Church, Monkstown, Co. Cork
Co. Cork |
Churches & Chapels
The walls and gables of this late medieval parish church still stand to near their full original height, yet the interior is so densely overgrown as to be virtually impenetrable.
That combination, a roofless shell that is structurally almost complete but ecologically reclaimed, gives the ruin a peculiar quality. The church is recorded under the Irish name 'Tampull Oen Bryn', and by 1700 a contemporary account noted that the roof was still up but the timbers beginning to decay. Within a generation or two, the building had passed from declining parish church to burial ground, with inscribed headstones inside the walls dating from 1719.

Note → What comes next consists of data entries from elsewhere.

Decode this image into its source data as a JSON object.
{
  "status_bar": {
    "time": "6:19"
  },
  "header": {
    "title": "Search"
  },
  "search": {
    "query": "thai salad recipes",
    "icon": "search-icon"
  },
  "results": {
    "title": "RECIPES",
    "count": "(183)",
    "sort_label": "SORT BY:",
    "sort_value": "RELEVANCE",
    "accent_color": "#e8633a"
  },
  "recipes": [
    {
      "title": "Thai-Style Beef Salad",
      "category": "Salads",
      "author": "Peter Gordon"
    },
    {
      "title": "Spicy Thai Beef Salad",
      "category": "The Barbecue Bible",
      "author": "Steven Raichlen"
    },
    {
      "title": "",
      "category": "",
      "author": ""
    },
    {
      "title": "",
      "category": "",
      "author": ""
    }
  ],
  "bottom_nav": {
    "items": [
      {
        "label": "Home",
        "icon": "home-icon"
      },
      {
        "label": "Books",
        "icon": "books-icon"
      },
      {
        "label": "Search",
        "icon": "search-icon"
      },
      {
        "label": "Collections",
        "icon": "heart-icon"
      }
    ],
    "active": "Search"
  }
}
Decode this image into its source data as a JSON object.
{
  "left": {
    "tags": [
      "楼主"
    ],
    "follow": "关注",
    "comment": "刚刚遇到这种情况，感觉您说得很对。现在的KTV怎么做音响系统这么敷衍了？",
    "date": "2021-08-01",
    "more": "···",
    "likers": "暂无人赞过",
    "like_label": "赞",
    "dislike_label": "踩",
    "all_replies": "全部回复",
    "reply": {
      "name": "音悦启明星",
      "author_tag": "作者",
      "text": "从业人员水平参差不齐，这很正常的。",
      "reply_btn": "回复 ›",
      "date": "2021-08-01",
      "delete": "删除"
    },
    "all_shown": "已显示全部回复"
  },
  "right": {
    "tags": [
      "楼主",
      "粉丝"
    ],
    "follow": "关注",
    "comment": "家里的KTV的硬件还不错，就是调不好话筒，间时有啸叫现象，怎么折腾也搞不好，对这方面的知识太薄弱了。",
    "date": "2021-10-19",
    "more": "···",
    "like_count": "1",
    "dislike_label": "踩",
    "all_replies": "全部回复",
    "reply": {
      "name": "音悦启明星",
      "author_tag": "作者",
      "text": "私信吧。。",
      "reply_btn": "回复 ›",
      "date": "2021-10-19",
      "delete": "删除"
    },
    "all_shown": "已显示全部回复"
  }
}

The fabric of the building repays close attention even from outside. The south wall doorway retains its dressed limestone jamb stones with chamfered edges, and two curved limestone blocks lying in the threshold are the remnants of what was once a pointed arch above it. Beside them, broken on the ground, is a small stoup or font, the kind of stone basin used to hold holy water at a church entrance. The windows show a mixture of forms: a flat-headed light near the east end of the south wall, and an ogee-headed light, its curved and pointed profile typical of late medieval Irish ecclesiastical work, in the centre of the east gable. Against the outside of the south wall stand two chest tombs, the burial place of the Archdeacon family of nearby Monkstown Castle, their Latin inscriptions now considerably worn. A small rectangular structure built asymmetrically against the outside of the west gable was for some time interpreted as the base of a tower, but is now thought more likely to have been a family burial enclosure.
The church sits at the north corner of the graveyard, which continues to be used and is therefore accessible. The stonework in the doorway, including those displaced arch voussoirs and the broken stoup, is visible without entering the overgrown interior.